Through his research, Jameson devised novel schemes for solving the Euler and Navier–Stokes equations for various flow problems, including multigrid methods for steady flow problems and dual time stepping schemes for unsteady flow. In 1985, he achieved "the first Euler calculation of the flow past a complete aircraft".

Beginning in 1970, he also wrote and developed the "FLO" and "SYN" series of codes, codes used throughout the aerospace industry to design aircraft. According to peers in the field of computational fluid dynamics, the "Jameson style" of writing codes is recognizably clear and legible. The FLO and SYN codes led to seminal multigrid finite volume methods to solving equations. Jameson's software implementations, including the FLO and SYN Fortran codes, advanced the state of aerodynamic design optimisation, as the codes were used by Airbus, Boeing, Bombardier, Embraer, and others.

==Awards==
Jameson was elected to several national and international academies, including the Royal Society in 1995, National Academy of Engineering in 1997, and Royal Academy of Engineering in 2005. His fellowships in professional societies included election as a fellow of the Royal Aeronautical Society in 2004 and as an honorary fellow of the American Institute of Aeronautics and Astronautics in 2018.

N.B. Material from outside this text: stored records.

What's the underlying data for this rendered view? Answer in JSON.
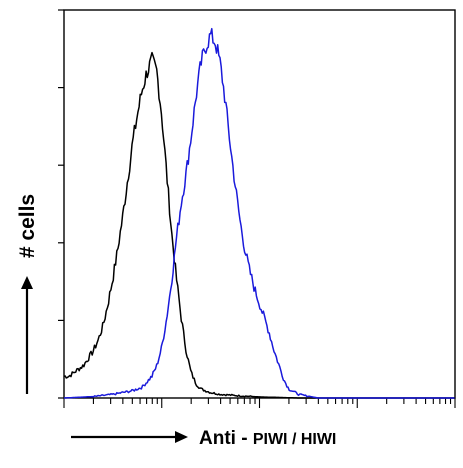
{
  "chart_data": {
    "type": "line",
    "chart_kind": "flow cytometry histogram",
    "title": "",
    "xlabel_prefix": "Anti - ",
    "xlabel_target": "PIWI / HIWI",
    "ylabel": "# cells",
    "x_scale": "log",
    "x_range_decades": [
      0,
      4
    ],
    "y_range_relative": [
      0,
      1.07
    ],
    "grid": false,
    "legend": "none",
    "series": [
      {
        "color": "#000000",
        "peak_log_x": 0.92,
        "peak_height": 0.93,
        "points": [
          [
            0.0,
            0.06
          ],
          [
            0.05,
            0.06
          ],
          [
            0.1,
            0.07
          ],
          [
            0.15,
            0.08
          ],
          [
            0.2,
            0.09
          ],
          [
            0.25,
            0.11
          ],
          [
            0.3,
            0.13
          ],
          [
            0.35,
            0.16
          ],
          [
            0.4,
            0.2
          ],
          [
            0.45,
            0.26
          ],
          [
            0.5,
            0.33
          ],
          [
            0.55,
            0.41
          ],
          [
            0.6,
            0.5
          ],
          [
            0.65,
            0.6
          ],
          [
            0.7,
            0.7
          ],
          [
            0.75,
            0.78
          ],
          [
            0.8,
            0.85
          ],
          [
            0.85,
            0.9
          ],
          [
            0.9,
            0.93
          ],
          [
            0.95,
            0.9
          ],
          [
            1.0,
            0.78
          ],
          [
            1.05,
            0.62
          ],
          [
            1.1,
            0.46
          ],
          [
            1.15,
            0.33
          ],
          [
            1.2,
            0.22
          ],
          [
            1.25,
            0.13
          ],
          [
            1.3,
            0.07
          ],
          [
            1.35,
            0.04
          ],
          [
            1.4,
            0.025
          ],
          [
            1.5,
            0.015
          ],
          [
            1.6,
            0.01
          ],
          [
            1.8,
            0.006
          ],
          [
            2.0,
            0.003
          ],
          [
            2.4,
            0.0
          ],
          [
            4.0,
            0.0
          ]
        ]
      },
      {
        "color": "#1a1adb",
        "peak_log_x": 1.52,
        "peak_height": 1.0,
        "points": [
          [
            0.0,
            0.0
          ],
          [
            0.3,
            0.004
          ],
          [
            0.5,
            0.01
          ],
          [
            0.7,
            0.02
          ],
          [
            0.8,
            0.03
          ],
          [
            0.9,
            0.06
          ],
          [
            0.95,
            0.09
          ],
          [
            1.0,
            0.14
          ],
          [
            1.05,
            0.22
          ],
          [
            1.1,
            0.32
          ],
          [
            1.15,
            0.44
          ],
          [
            1.2,
            0.54
          ],
          [
            1.25,
            0.62
          ],
          [
            1.3,
            0.72
          ],
          [
            1.35,
            0.83
          ],
          [
            1.4,
            0.92
          ],
          [
            1.45,
            0.97
          ],
          [
            1.5,
            1.0
          ],
          [
            1.55,
            0.98
          ],
          [
            1.6,
            0.92
          ],
          [
            1.65,
            0.82
          ],
          [
            1.7,
            0.7
          ],
          [
            1.75,
            0.59
          ],
          [
            1.8,
            0.49
          ],
          [
            1.85,
            0.41
          ],
          [
            1.9,
            0.35
          ],
          [
            1.95,
            0.3
          ],
          [
            2.0,
            0.26
          ],
          [
            2.05,
            0.22
          ],
          [
            2.1,
            0.18
          ],
          [
            2.15,
            0.13
          ],
          [
            2.2,
            0.09
          ],
          [
            2.25,
            0.05
          ],
          [
            2.3,
            0.025
          ],
          [
            2.4,
            0.01
          ],
          [
            2.6,
            0.0
          ],
          [
            4.0,
            0.0
          ]
        ]
      }
    ]
  }
}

For his work on transonic potential flow, Jameson was given the NASA Exceptional Scientific Achievement Medal in 1980, which is awarded for "an unusually significant scientific contribution toward achievement of NASA's mission". In 1988, he was awarded the Gold Medal of the Royal Aeronautical Society.

The American Society of Mechanical Engineers awarded Jameson the 1995 Spirit of St. Louis Medal for "meritorious service in the advancement of aeronautics and astronautics", specifically his "contributions to computational fluid dynamics and for the development of many widely used computer programs that have immeasurably improved understanding of complex flow fields". The Elmer A. Sperry Board of Award, composed of six professional societies, awarded Jameson their 2006 Elmer A. Sperry Award "in recognition of his seminal and continuing contributions to the modern design of aircraft".

In 2015, the American Institute of Aeronautics and Astronautics awarded Jameson both the Daniel Guggenheim Medal "for exceptional contributions to algorithmic innovation and the development of computational fluid dynamic codes" and the Pendray Aerospace Literature Award "for seminal and high-impact research papers in the field of computational fluid dynamics and aerodynamic optimization". That same year, he won the John von Neumann Medal, the highest award of the U.S. Association for Computational Mechanics.